Using their model, Eggertsson, Mehrotra, and Robbins decompose the roughly 4 percent decline in the natural rate of interest since 1970. These factors all affect either the supply of savings or the demand for loans. The changes in the supply and demand end up changing the price of savings and the price of loans—the interest rate. They find four large forces that have affected the natural rate during the 45-year period: three that pushed the rate down and one that pushed it upward.
The first two factors are related to demographics. First, the decline in mortality helped push down the natural rate by about 1.8 percentage points from its 1970 level. As life expectancy increased, according to the paper’s model, then individuals had to save more for retirement, thus increasing the supply of savings. An increase in supply, all things being equal, will decrease the price of a loan—the interest rate. The second factor, also related to demographics, is the declining fertility rate in the United States as there are fewer births per woman. Fewer children reduces the demand for loans, which in turn depresses the interest rate. The three economists peg the influence of declining fertility at a 1.8 percentage point decline.

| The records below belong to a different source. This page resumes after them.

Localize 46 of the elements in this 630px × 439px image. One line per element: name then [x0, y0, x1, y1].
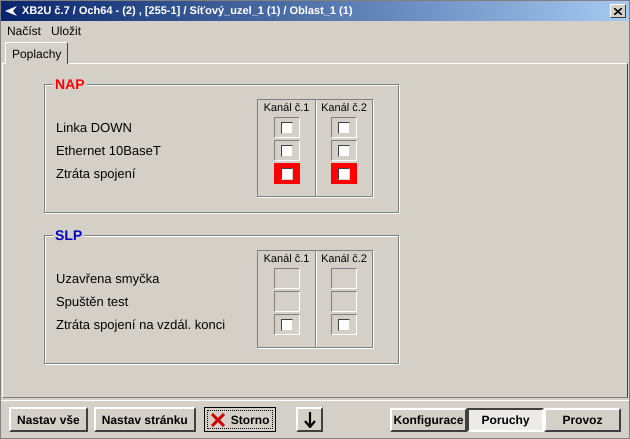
- menu-item[interactable]: Uložit: [51, 22, 82, 40]
- empty-cell: [274, 268, 300, 289]
- column-header: Kanál č.2: [321, 252, 367, 267]
- action-button[interactable]: Nastav stránku: [94, 407, 196, 432]
- alarm-label: Ztráta spojení na vzdál. konci: [56, 316, 226, 334]
- checkbox[interactable]: [338, 145, 350, 157]
- checkbox-frame: [274, 314, 300, 335]
- view-tab[interactable]: Poruchy: [467, 408, 544, 432]
- checkbox[interactable]: [338, 122, 350, 134]
- checkbox[interactable]: [280, 319, 292, 331]
- close-button[interactable]: [610, 4, 626, 18]
- menu-item[interactable]: Načíst: [7, 22, 42, 40]
- empty-cell: [331, 291, 357, 312]
- cancel-button[interactable]: Storno: [204, 407, 276, 432]
- checkbox-frame: [331, 314, 357, 335]
- app-icon: [4, 6, 18, 16]
- column-header: Kanál č.2: [321, 101, 367, 116]
- group-title: SLP: [53, 227, 84, 243]
- down-arrow-icon: [304, 412, 316, 428]
- checkbox[interactable]: [280, 168, 292, 180]
- checkbox-frame: [331, 140, 357, 161]
- empty-cell: [274, 291, 300, 312]
- alarm-label: Ethernet 10BaseT: [56, 142, 162, 160]
- view-tab[interactable]: Konfigurace: [390, 408, 467, 432]
- column-header: Kanál č.1: [264, 252, 310, 267]
- checkbox-frame: [274, 117, 300, 138]
- action-button[interactable]: Nastav vše: [9, 407, 88, 432]
- view-tab[interactable]: Provoz: [544, 408, 621, 432]
- checkbox-frame: [331, 117, 357, 138]
- checkbox-frame: [274, 140, 300, 161]
- checkbox[interactable]: [338, 168, 350, 180]
- checkbox[interactable]: [338, 319, 350, 331]
- cross-icon: [210, 412, 225, 426]
- group-title: NAP: [53, 76, 87, 92]
- empty-cell: [331, 268, 357, 289]
- window-title: XB2U č.7 / Och64 - (2) , [255-1] / Síťový_uzel_1 (1) / Oblast_1 (1): [22, 4, 354, 19]
- down-button[interactable]: [296, 407, 324, 432]
- tab[interactable]: Poplachy: [5, 42, 68, 64]
- checkbox[interactable]: [280, 145, 292, 157]
- alarm-label: Linka DOWN: [56, 119, 133, 137]
- close-icon: [614, 8, 622, 14]
- alarm-label: Uzavřena smyčka: [56, 270, 160, 288]
- checkbox[interactable]: [280, 122, 292, 134]
- alarm-label: Ztráta spojení: [56, 165, 136, 183]
- column-header: Kanál č.1: [264, 101, 310, 116]
- alarm-label: Spuštěn test: [56, 293, 130, 311]
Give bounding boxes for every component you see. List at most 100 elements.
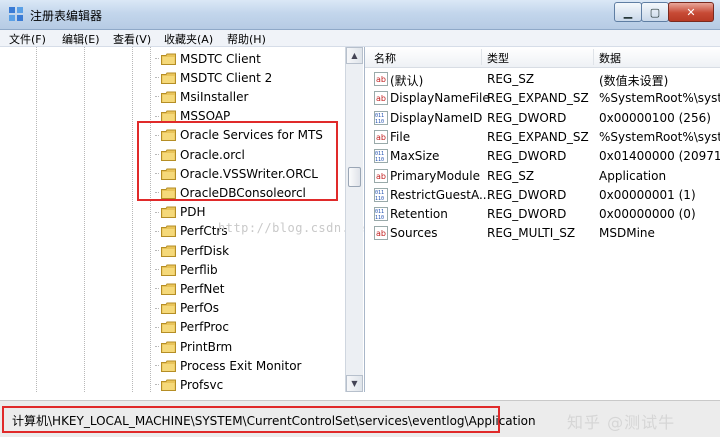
- value-row[interactable]: 011 110 Retention REG_DWORD 0x00000000 (0): [365, 205, 720, 224]
- value-row[interactable]: ab DisplayNameFile REG_EXPAND_SZ %SystemRoo…: [365, 89, 720, 108]
- binary-value-icon: 011110: [374, 149, 388, 164]
- value-name: Retention: [390, 207, 448, 222]
- value-data: 0x01400000 (209715: [599, 149, 720, 164]
- tree-item[interactable]: Oracle.VSSWriter.ORCL: [155, 164, 318, 183]
- value-row[interactable]: ab PrimaryModule REG_SZ Application: [365, 167, 720, 186]
- tree-connector: [155, 346, 159, 347]
- status-path: 计算机\HKEY_LOCAL_MACHINE\SYSTEM\CurrentCon…: [12, 414, 536, 428]
- value-name: PrimaryModule: [390, 168, 481, 183]
- tree-connector: [155, 77, 159, 79]
- binary-value-icon: 011110: [374, 207, 388, 222]
- menu-help[interactable]: 帮助(H): [227, 31, 266, 47]
- value-type: REG_EXPAND_SZ: [487, 91, 589, 106]
- tree-connector: [155, 384, 159, 386]
- title-bar: 注册表编辑器 ▁ ▢ ✕: [0, 0, 720, 30]
- tree-item[interactable]: PerfNet: [155, 279, 224, 298]
- value-row[interactable]: ab File REG_EXPAND_SZ %SystemRoot%\syst: [365, 128, 720, 147]
- tree-guide-line: [36, 47, 37, 392]
- value-row[interactable]: 011 110 DisplayNameID REG_DWORD 0x00000100 (…: [365, 109, 720, 128]
- tree-item-label: Process Exit Monitor: [180, 358, 302, 373]
- tree-item[interactable]: Perflib: [155, 260, 218, 279]
- svg-text:110: 110: [375, 157, 384, 163]
- tree-item-label: PerfProc: [180, 320, 229, 335]
- folder-icon: [161, 110, 176, 123]
- maximize-button[interactable]: ▢: [641, 2, 669, 22]
- tree-connector: [155, 230, 159, 232]
- value-type: REG_DWORD: [487, 187, 567, 202]
- folder-icon: [161, 264, 176, 276]
- folder-icon: [161, 72, 176, 84]
- close-button[interactable]: ✕: [668, 2, 714, 22]
- value-data: 0x00000001 (1): [599, 187, 696, 202]
- folder-icon: [161, 225, 176, 238]
- tree-connector: [155, 115, 159, 117]
- minimize-button[interactable]: ▁: [614, 2, 642, 22]
- tree-connector: [155, 96, 159, 98]
- tree-item-label: PrintBrm: [180, 339, 233, 354]
- tree-item[interactable]: PerfCtrs: [155, 222, 228, 241]
- tree-item[interactable]: Oracle Services for MTS: [155, 126, 323, 145]
- tree-item-label: OracleDBConsoleorcl: [180, 185, 306, 200]
- scroll-thumb[interactable]: [348, 167, 361, 187]
- tree-item[interactable]: MSDTC Client 2: [155, 68, 272, 87]
- tree-item[interactable]: MSDTC Client: [155, 49, 261, 68]
- scroll-up-button[interactable]: ▲: [346, 47, 363, 64]
- menu-view[interactable]: 查看(V): [113, 31, 151, 47]
- tree-item[interactable]: Oracle.orcl: [155, 145, 245, 164]
- column-name[interactable]: 名称: [374, 50, 396, 66]
- folder-icon: [161, 187, 176, 199]
- svg-text:ab: ab: [376, 94, 386, 103]
- svg-text:110: 110: [375, 196, 384, 202]
- value-type: REG_DWORD: [487, 110, 567, 125]
- tree-item-label: Perflib: [180, 262, 218, 277]
- value-row[interactable]: ab (默认) REG_SZ (数值未设置): [365, 70, 720, 89]
- column-divider[interactable]: [481, 49, 482, 65]
- string-value-icon: ab: [374, 91, 388, 106]
- string-value-icon: ab: [374, 129, 388, 144]
- tree-item[interactable]: PerfDisk: [155, 241, 229, 260]
- value-row[interactable]: ab Sources REG_MULTI_SZ MSDMine: [365, 224, 720, 243]
- tree-item[interactable]: MSSOAP: [155, 107, 230, 126]
- tree-item-label: MSSOAP: [180, 109, 231, 124]
- folder-icon: [161, 360, 176, 372]
- arrow-up-icon: ▲: [351, 51, 358, 60]
- svg-text:ab: ab: [376, 229, 386, 238]
- svg-text:ab: ab: [376, 133, 386, 142]
- registry-tree: MSDTC Client MSDTC Client 2 MsiInstaller MS…: [0, 47, 465, 394]
- column-divider[interactable]: [593, 49, 594, 65]
- tree-item[interactable]: OracleDBConsoleorcl: [155, 183, 306, 202]
- folder-icon: [161, 245, 176, 257]
- tree-scrollbar[interactable]: ▲ ▼: [345, 47, 363, 392]
- registry-editor-icon: [9, 7, 23, 21]
- menu-edit[interactable]: 编辑(E): [62, 31, 100, 47]
- tree-item[interactable]: PerfOs: [155, 299, 219, 318]
- tree-item[interactable]: MsiInstaller: [155, 87, 248, 106]
- value-data: 0x00000100 (256): [599, 110, 711, 125]
- column-data[interactable]: 数据: [599, 50, 621, 66]
- value-data: MSDMine: [599, 226, 655, 241]
- svg-text:ab: ab: [376, 75, 386, 84]
- folder-icon: [161, 302, 176, 315]
- status-bar: 计算机\HKEY_LOCAL_MACHINE\SYSTEM\CurrentCon…: [0, 400, 720, 437]
- binary-value-icon: 011110: [374, 110, 388, 125]
- menu-file[interactable]: 文件(F): [9, 31, 46, 47]
- arrow-down-icon: ▼: [351, 379, 358, 388]
- value-data: Application: [599, 168, 667, 183]
- tree-item[interactable]: Profsvc: [155, 375, 223, 394]
- tree-item[interactable]: Process Exit Monitor: [155, 356, 302, 375]
- value-row[interactable]: 011 110 RestrictGuestA... REG_DWORD 0x000000…: [365, 186, 720, 205]
- menu-favorites[interactable]: 收藏夹(A): [164, 31, 213, 47]
- value-type: REG_SZ: [487, 168, 535, 183]
- tree-item[interactable]: PrintBrm: [155, 337, 232, 356]
- value-row[interactable]: 011 110 MaxSize REG_DWORD 0x01400000 (209715: [365, 147, 720, 166]
- tree-item[interactable]: PerfProc: [155, 318, 229, 337]
- tree-item[interactable]: PDH: [155, 203, 206, 222]
- list-header: 名称 类型 数据: [365, 47, 720, 68]
- value-data: %SystemRoot%\syst: [599, 91, 720, 106]
- tree-connector: [155, 288, 159, 290]
- svg-text:110: 110: [375, 119, 384, 125]
- column-type[interactable]: 类型: [487, 50, 509, 66]
- tree-item-label: PerfOs: [180, 301, 220, 316]
- scroll-down-button[interactable]: ▼: [346, 375, 363, 392]
- value-data: %SystemRoot%\syst: [599, 129, 720, 144]
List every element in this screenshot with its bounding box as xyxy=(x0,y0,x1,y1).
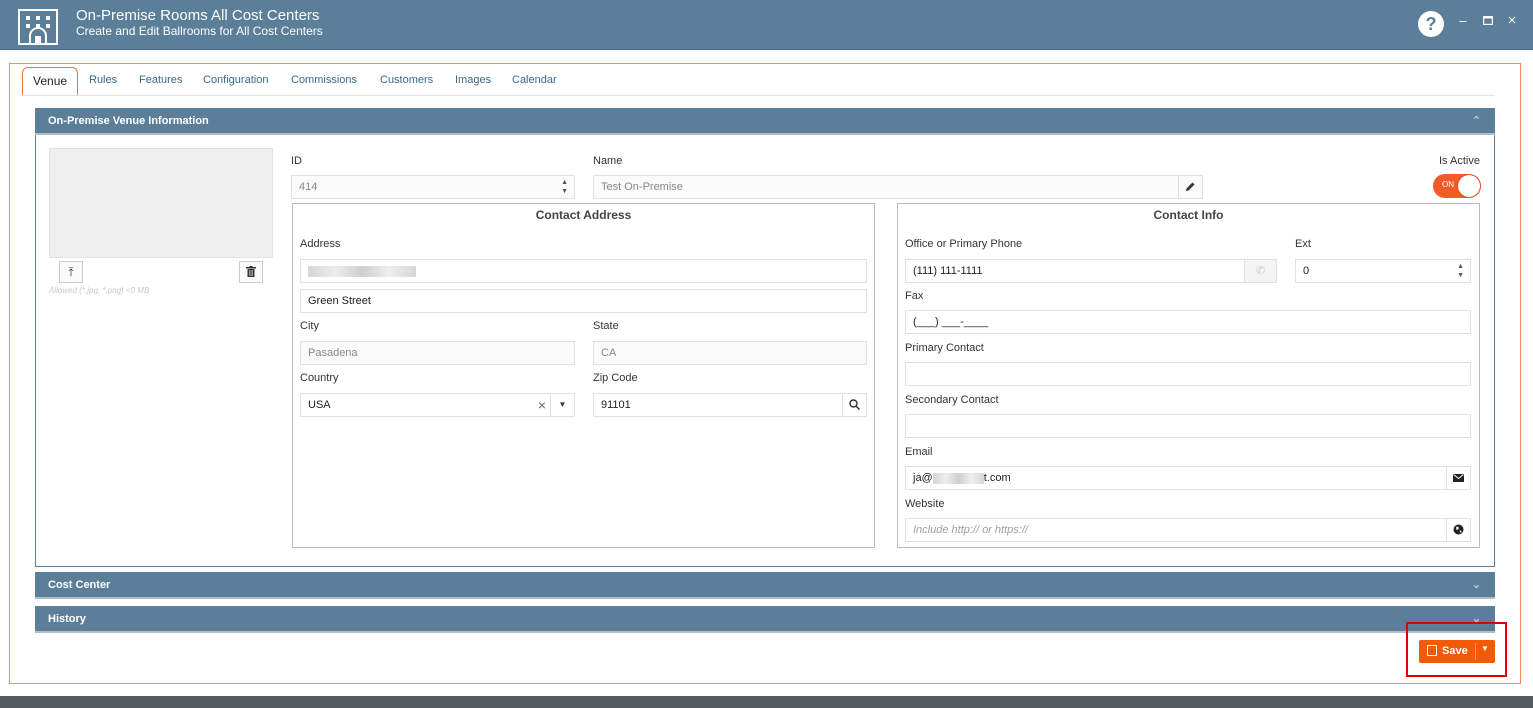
contact-info-title: Contact Info xyxy=(1153,208,1224,222)
ext-label: Ext xyxy=(1295,238,1311,250)
name-label: Name xyxy=(593,155,623,167)
phone-field[interactable]: (111) 111-1111 ✆ xyxy=(905,259,1277,283)
is-active-toggle[interactable]: ON xyxy=(1433,174,1481,198)
delete-photo-button[interactable] xyxy=(239,261,263,283)
open-website-button[interactable] xyxy=(1446,519,1470,541)
website-placeholder: Include http:// or https:// xyxy=(913,524,1028,536)
send-email-button[interactable] xyxy=(1446,467,1470,489)
title-bar: On-Premise Rooms All Cost Centers Create… xyxy=(0,0,1533,50)
taskbar-strip xyxy=(0,696,1533,708)
save-divider xyxy=(1475,643,1476,660)
maximize-icon[interactable] xyxy=(1481,14,1495,28)
zip-label: Zip Code xyxy=(593,372,638,384)
fax-field[interactable]: (___) ___-____ xyxy=(905,310,1471,334)
save-button[interactable]: Save ▼ xyxy=(1419,640,1495,663)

The third large factor behind declining rates is the decline in productivity growth. The rate of productivity increases have fallen significantly since the early 1970s, though there have been short periods of higher growth in the late 1990s. With slower productivity growth, households expect that income growth will be lower in the future (because their wages reflect that lack of productivity growth) and therefore save more. Again, an increase in the supply of savings leads to a decline in the interest rate: 1.9 percentage points in this case.
The one force increasing the interest rate over time in the model is the increase in government debt. More government debt, measured as a share of GDP, increases the interest rate as more government borrowing increases the demand for loans. The increase in demand is large enough that it pushed up the interest rate by a bit more than 2 percentage points since 1970.
Two other factors contribute to the changes in the natural rate: the declining labor share of income (a decline of 0.5 percentage points) and the declining price of capital goods (a decline of 0.4 percentage points).
Could any of these trends be reversed in the near future to boost interest rates? The authors look at how some of these factors would have to change in order to get the natural rate of interest up from roughly -1.5 percent to 1 percent, but those changes seem highly unlikely. Total factor productivity growth would have to accelerate from 2.4 percent despite the fact that sustained productivity growth of more than 2 percent hasn’t been seen since the 1970s. The fertility rate would have to jump by about 1.4 births per woman and the government debt would have to go from 118 percent of GDP to 215 percent.
In other words: Secular stagnation might be around for quite a time to come.